The topology within each cluster is represented by a tree graph. We decompose the share replica allocation problem into two sub problems: the Optimal Intercluster Resident Set Problem
(OIRSP) that determines which clusters need share replicas and the Optimal Intracluster Share Allocation Problem (OISAP) that determines the number of share replicas needed in a cluster and their placements.

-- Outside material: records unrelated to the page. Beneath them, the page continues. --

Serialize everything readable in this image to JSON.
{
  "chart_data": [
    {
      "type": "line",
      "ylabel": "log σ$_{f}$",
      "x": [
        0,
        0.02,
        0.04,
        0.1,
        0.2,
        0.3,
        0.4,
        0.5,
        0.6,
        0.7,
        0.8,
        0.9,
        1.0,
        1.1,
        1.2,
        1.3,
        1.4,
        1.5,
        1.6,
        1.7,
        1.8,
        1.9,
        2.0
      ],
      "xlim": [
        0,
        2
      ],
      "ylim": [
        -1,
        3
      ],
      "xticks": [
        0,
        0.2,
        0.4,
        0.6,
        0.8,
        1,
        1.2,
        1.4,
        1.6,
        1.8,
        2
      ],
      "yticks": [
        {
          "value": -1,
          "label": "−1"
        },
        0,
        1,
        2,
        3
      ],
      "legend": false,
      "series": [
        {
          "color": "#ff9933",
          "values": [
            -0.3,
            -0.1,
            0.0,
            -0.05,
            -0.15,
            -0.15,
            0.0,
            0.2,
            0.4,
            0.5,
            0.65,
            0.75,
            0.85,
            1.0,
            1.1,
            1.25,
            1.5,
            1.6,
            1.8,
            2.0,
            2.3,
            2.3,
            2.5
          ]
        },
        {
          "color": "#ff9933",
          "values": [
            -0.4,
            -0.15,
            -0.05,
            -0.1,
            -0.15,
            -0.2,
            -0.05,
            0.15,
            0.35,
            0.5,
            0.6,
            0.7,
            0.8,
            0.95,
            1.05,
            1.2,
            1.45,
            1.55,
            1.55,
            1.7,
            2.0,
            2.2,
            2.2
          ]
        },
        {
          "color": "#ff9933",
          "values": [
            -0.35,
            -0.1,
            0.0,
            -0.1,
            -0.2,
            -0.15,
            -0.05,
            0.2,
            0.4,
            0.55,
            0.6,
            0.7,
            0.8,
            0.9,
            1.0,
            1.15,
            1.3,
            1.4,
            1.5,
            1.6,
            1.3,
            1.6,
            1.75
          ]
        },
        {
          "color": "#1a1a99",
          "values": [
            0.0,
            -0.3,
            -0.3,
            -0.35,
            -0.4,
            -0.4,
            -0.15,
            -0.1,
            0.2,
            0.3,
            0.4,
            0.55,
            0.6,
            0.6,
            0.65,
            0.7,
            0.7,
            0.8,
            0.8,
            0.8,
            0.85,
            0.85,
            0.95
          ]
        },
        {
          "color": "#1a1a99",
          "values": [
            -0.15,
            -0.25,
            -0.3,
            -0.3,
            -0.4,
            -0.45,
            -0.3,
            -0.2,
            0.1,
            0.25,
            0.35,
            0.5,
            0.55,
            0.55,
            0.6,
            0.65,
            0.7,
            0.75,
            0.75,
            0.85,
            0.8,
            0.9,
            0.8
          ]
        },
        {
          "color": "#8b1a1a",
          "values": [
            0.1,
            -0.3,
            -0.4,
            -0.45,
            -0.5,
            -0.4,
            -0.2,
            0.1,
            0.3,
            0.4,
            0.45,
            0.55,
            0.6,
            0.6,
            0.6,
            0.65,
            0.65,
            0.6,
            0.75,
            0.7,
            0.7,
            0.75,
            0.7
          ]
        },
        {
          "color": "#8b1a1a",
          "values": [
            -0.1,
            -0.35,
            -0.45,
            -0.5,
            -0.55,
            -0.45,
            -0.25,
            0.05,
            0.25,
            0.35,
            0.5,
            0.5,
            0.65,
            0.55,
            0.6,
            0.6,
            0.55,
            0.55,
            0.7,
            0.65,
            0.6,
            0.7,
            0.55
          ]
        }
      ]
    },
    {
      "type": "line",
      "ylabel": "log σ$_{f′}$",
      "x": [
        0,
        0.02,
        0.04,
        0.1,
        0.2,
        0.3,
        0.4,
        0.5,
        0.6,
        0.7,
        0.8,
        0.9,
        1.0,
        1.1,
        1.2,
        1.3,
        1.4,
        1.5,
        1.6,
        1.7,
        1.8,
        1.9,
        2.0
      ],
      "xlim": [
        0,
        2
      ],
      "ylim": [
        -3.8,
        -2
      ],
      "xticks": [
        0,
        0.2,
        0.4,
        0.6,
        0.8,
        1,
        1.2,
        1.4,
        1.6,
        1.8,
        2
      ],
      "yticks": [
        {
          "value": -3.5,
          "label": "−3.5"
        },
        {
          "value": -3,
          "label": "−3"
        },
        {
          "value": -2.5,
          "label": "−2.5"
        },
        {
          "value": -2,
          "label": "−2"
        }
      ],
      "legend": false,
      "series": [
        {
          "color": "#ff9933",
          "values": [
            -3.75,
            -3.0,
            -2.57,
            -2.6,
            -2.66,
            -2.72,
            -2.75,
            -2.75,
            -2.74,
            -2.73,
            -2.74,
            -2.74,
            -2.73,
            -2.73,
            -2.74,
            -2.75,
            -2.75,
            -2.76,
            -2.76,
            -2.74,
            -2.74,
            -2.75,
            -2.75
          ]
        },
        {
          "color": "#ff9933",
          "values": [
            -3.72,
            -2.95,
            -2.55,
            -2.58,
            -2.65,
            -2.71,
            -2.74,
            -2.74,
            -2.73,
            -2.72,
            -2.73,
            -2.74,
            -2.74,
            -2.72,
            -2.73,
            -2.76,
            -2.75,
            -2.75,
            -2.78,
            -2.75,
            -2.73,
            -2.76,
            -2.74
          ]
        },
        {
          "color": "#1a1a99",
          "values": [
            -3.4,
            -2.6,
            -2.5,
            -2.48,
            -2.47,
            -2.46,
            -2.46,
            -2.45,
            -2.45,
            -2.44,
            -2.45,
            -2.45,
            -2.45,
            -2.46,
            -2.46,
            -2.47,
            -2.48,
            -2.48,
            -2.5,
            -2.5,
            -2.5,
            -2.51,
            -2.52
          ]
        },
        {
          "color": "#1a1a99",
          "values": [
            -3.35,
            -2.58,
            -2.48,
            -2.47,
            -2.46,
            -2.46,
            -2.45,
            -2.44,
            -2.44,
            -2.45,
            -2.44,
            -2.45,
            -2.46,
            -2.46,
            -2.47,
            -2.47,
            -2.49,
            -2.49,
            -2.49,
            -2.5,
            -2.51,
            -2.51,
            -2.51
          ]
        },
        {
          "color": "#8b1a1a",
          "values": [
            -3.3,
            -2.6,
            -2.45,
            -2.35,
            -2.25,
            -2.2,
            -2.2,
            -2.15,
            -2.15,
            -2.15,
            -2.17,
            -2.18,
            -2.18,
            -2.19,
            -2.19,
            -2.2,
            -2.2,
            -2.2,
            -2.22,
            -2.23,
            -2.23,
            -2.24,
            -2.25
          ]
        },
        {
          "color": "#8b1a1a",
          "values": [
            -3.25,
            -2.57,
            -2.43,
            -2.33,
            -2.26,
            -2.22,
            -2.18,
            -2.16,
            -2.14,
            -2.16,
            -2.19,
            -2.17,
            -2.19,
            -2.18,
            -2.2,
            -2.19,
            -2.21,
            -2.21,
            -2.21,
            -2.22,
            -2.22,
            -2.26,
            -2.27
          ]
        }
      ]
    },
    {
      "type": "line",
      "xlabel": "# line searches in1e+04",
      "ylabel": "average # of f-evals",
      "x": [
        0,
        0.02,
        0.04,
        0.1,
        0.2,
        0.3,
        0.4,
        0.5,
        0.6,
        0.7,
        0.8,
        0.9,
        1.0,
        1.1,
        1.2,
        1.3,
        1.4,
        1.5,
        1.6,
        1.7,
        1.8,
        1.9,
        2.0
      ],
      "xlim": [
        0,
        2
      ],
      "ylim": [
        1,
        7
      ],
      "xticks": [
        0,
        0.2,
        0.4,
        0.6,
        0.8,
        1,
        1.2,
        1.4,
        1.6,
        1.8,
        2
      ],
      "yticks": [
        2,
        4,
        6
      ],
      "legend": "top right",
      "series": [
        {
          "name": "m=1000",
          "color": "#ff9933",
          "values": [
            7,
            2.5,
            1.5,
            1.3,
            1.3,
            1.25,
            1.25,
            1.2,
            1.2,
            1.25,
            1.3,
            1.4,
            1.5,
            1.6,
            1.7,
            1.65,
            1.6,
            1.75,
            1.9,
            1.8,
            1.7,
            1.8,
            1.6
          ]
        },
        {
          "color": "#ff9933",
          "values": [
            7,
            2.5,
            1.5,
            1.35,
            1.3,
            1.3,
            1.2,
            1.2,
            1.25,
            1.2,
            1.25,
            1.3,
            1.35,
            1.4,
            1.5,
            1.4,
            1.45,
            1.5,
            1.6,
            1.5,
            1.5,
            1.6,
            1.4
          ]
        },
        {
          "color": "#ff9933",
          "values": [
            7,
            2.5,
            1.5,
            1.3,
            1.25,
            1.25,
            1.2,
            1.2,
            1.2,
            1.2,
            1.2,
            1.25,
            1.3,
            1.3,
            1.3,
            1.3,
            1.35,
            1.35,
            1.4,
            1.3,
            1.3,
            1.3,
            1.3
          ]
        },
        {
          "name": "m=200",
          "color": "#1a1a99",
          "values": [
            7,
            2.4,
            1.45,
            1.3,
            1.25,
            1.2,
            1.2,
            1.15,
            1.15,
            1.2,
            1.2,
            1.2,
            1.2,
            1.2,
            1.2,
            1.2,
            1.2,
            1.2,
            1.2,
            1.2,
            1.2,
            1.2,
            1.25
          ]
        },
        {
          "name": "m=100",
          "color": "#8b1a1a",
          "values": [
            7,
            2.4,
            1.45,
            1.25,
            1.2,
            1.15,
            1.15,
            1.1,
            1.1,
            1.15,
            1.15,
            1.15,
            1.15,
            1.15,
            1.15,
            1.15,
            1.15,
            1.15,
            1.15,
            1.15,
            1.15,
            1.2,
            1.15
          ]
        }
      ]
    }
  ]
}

DATA grid is a distributed computing architecture that integrates a large number of data and computing resources into a single virtual data management system. It enables the sharing and coordinated use of data from various resources and provides various services to fit the needs of high-performance distributed and data-intensive computing.
Replication techniques are frequently used to improve data availability and reduce client response time and communication cost. One major advantage of replication is performance improvement, which is achieved by moving data objects close to clients. In full replication all servers keep a complete set of the data objects.